Suspensas ações sobre execução contra sócio que deixou empresa antes da dissolução irregular

A ministra do Superior Tribunal de Justiça (STJ) Assusete Magalhães determinou a suspensão, em todo o território nacional, dos processos que discutem a possibilidade de redirecionamento da execução fiscal contra o sócio que, apesar de exercer a gerência da empresa devedora à época do fato tributário, afastou-se regularmente da empresa e, dessa forma, não deu causa à posterior dissolução irregular da sociedade empresária.

A suspensão vale até que a Primeira Seção do STJ julgue recurso repetitivo sobre o tema e defina a tese a ser aplicada aos processos que tratam da mesma controvérsia.

O assunto foi catalogado como Tema 962 e está disponível para consulta na área de recursos repetitivos do site do STJ.

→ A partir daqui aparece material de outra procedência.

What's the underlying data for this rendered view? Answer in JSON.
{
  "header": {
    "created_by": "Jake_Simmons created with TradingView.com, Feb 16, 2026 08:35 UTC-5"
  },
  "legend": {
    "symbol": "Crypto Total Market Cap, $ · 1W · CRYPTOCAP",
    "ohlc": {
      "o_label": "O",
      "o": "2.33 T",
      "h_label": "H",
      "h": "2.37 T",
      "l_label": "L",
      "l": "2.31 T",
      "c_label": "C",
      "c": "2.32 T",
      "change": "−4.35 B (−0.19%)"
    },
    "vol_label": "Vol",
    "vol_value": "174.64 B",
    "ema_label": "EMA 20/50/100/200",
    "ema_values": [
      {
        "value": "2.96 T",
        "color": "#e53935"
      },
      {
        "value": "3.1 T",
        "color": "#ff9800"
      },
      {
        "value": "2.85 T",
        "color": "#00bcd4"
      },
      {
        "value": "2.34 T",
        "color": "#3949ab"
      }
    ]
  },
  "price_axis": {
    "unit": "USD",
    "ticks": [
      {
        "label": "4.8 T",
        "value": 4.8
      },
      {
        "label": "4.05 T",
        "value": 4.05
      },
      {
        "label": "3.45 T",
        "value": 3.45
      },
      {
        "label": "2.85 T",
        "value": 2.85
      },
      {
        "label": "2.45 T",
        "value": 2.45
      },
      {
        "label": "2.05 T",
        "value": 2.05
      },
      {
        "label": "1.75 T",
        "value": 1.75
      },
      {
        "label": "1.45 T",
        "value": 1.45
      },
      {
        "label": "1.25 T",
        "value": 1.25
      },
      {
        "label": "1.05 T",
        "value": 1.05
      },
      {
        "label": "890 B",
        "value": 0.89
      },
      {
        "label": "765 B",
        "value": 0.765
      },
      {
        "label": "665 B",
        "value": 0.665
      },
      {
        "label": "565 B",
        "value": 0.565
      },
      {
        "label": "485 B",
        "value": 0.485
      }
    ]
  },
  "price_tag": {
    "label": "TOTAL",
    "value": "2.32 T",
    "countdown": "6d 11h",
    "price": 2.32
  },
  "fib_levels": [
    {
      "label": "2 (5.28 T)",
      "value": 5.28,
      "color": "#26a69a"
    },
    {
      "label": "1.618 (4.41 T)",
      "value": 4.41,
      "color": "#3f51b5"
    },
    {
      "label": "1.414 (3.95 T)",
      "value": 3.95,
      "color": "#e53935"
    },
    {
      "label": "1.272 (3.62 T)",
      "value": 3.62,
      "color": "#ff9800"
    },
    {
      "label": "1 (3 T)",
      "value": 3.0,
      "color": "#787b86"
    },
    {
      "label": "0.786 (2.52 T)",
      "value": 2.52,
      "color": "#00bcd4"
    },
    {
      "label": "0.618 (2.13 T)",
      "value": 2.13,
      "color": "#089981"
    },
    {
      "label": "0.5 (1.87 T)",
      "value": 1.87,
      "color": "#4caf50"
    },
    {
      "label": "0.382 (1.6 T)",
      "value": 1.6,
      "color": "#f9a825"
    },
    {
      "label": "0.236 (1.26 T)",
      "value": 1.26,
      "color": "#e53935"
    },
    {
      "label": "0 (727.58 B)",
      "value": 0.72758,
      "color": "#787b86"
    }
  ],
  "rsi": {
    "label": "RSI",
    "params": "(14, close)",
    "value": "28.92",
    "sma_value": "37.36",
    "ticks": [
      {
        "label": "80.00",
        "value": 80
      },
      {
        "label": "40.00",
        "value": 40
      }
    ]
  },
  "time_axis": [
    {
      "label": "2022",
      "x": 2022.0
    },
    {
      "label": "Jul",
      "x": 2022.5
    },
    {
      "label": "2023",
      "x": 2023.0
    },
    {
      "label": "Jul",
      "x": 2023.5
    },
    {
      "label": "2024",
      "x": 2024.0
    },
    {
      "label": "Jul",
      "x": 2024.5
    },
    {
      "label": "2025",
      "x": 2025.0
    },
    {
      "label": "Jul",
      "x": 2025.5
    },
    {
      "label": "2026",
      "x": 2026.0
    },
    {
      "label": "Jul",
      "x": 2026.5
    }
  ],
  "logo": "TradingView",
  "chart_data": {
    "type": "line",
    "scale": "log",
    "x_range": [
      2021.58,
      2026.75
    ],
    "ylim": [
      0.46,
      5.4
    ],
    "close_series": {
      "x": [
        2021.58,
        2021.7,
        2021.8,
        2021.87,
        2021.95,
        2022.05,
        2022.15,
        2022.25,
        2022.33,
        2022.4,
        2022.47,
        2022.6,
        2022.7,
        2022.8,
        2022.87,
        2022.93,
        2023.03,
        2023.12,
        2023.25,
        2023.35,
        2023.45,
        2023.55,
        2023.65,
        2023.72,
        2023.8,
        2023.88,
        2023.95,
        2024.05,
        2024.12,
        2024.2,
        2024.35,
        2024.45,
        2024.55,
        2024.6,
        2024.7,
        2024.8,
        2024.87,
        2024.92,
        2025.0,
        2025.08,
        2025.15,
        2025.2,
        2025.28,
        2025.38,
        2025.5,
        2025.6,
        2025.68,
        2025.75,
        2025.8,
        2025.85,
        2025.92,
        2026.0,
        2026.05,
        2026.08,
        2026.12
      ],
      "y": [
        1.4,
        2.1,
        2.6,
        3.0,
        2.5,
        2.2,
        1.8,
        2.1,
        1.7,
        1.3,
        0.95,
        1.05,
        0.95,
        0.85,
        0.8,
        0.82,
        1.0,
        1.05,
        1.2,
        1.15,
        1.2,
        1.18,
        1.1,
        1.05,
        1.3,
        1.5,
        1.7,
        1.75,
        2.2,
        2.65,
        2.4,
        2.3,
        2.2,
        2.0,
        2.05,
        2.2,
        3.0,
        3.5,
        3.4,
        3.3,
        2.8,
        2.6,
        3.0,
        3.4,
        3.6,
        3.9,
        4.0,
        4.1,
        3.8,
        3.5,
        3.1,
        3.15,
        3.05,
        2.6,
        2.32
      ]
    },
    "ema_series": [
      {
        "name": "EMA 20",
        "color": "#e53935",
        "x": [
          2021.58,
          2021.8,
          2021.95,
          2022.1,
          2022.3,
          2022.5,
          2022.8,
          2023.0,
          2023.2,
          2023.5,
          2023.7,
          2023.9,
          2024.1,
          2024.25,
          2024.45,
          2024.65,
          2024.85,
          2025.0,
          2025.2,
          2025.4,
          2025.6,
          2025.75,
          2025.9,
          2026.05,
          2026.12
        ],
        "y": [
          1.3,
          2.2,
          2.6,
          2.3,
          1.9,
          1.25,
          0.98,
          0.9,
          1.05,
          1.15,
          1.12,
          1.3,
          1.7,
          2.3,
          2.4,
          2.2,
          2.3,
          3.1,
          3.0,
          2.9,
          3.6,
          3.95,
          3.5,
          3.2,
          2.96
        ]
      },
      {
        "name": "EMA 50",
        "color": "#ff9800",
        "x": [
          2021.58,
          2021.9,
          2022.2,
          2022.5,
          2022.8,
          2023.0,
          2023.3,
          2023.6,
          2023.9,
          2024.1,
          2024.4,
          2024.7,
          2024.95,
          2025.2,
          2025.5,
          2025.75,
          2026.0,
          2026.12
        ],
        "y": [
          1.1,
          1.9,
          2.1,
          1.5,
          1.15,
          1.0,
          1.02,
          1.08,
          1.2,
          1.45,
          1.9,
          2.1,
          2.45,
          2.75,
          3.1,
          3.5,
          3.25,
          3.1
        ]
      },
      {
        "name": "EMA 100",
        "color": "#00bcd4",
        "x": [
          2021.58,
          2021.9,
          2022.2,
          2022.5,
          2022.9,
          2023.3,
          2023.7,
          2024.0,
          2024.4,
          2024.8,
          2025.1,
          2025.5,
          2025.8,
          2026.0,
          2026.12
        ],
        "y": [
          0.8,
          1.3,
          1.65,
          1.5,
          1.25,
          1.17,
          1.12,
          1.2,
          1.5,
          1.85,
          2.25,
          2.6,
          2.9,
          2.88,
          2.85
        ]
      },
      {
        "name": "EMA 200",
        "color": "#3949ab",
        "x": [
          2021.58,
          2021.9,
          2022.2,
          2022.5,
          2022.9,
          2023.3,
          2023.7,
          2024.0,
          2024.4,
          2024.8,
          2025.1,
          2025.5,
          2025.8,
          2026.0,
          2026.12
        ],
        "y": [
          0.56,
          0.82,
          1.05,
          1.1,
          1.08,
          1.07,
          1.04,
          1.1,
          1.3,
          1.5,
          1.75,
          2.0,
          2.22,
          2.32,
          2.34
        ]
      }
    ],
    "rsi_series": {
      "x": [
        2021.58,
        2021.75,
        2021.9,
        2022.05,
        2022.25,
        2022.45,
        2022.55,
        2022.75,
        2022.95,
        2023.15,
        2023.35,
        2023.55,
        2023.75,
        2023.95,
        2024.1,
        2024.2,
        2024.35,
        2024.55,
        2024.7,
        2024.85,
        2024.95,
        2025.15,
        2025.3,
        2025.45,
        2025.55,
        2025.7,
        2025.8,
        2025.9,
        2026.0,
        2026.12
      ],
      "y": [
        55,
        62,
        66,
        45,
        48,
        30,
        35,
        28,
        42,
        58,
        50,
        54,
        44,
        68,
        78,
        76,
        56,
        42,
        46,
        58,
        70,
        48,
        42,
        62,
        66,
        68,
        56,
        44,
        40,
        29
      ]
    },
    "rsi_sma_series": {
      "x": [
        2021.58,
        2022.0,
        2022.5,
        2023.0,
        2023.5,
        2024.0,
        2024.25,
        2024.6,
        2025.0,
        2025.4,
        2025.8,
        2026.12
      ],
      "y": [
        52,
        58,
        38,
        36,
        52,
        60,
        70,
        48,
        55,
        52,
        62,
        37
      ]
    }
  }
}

No recurso indicado como representativo da controvérsia, proveniente do Tribunal Regional Federal da 3ª Região (TRF3), a Fazenda Nacional alega que o sócio fazia parte da sociedade no momento da constituição do crédito tributário.

Por isso, defende que o fato de o sócio não ter envolvimento com a dissolução irregular posterior não retira a sua responsabilidade pela dívida, pois, ao se tornar parte da sociedade, ele assumiu o passivo e o ativo da empresa, não se desvinculando de suas obrigações apenas pela alienação das cotas sociais, sob pena de ofensa ao artigo 135 do Código Tributário Nacional.

Leia a íntegra da decisão de afetação à Primeira Seção.

Recursos repetitivos

O novo Código de Processo Civil (CPC/2015) regula no artigo 1.036 o julgamento por amostragem, mediante a seleção de recursos especiais que tenham controvérsias idênticas.

Ao afetar um processo, ou seja, encaminhá-lo para julgamento sob o rito dos recursos repetitivos, os ministros facilitam a solução de demandas que se repetem nos tribunais brasileiros.

A possibilidade de aplicar o mesmo entendimento jurídico a diversos processos gera economia de tempo e segurança jurídica.